What you need is Artemida .45-70.
Since you quoted me I am assuming you mean
I need the Artemida, which I do not. Not for hogs. Not for me. It is a non-ejector gun, and while hogs do not have the aura of other dangerous game I can assure you that the situation can turn nasty in the blink of an eye, and digging cases out of an extractor gun is not something I want to be doing when I have enraged a 400# hog with 3" long cutters bearing down on me. I already bought what I need, and it is highly specialized. We do not hunt hogs for sport ........ we hunt hogs to eliminate as many of them as possible, without getting ourselves a fast ride to the ER to get sewed up. We use AR15s in 300 Blackout, with either a IR Defense Hunter or a ATN Thor thermal scope atop it. We ride the fields at night in a rig that has a remote controlled thermal camera on the roof and a monitor on the dashboard and look for hogs. When we find some that we can approach with the wind right, we park the rig, slip close enough on foot to surgically place the 110 gr. hollow point behind the ear, and kill as many of the group as we can.
A good friend of mine shot a hog with a .243 several years ago, one afternoon. The hog ran into a big briar patch. He chambered another round and approached the place the hog went into.

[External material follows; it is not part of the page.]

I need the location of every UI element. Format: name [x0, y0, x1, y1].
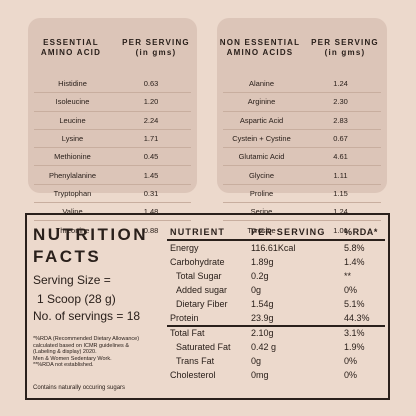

In a flash the hog charged out of the briars, Doc fired and missed. The hog knocked him down. The hog got on him and proceeded to slice him up with his tusks as Doc lay on his back trying to protect his face and neck with his arms. The hog backed off a couple of feet and stood there popping his tusks in rage. Doc slowly got his rifle, worked the bolt, pointed the muzzle at it while holding the barrel with his left hand, and pulled the trigger with his thumb, killing the hog. Only then did he see the arterial spurting of blood from his arm. He got to the truck and rode half hour to the ER, barely making it before succumbing to blood loss.
No extractor hog guns for me, thank you.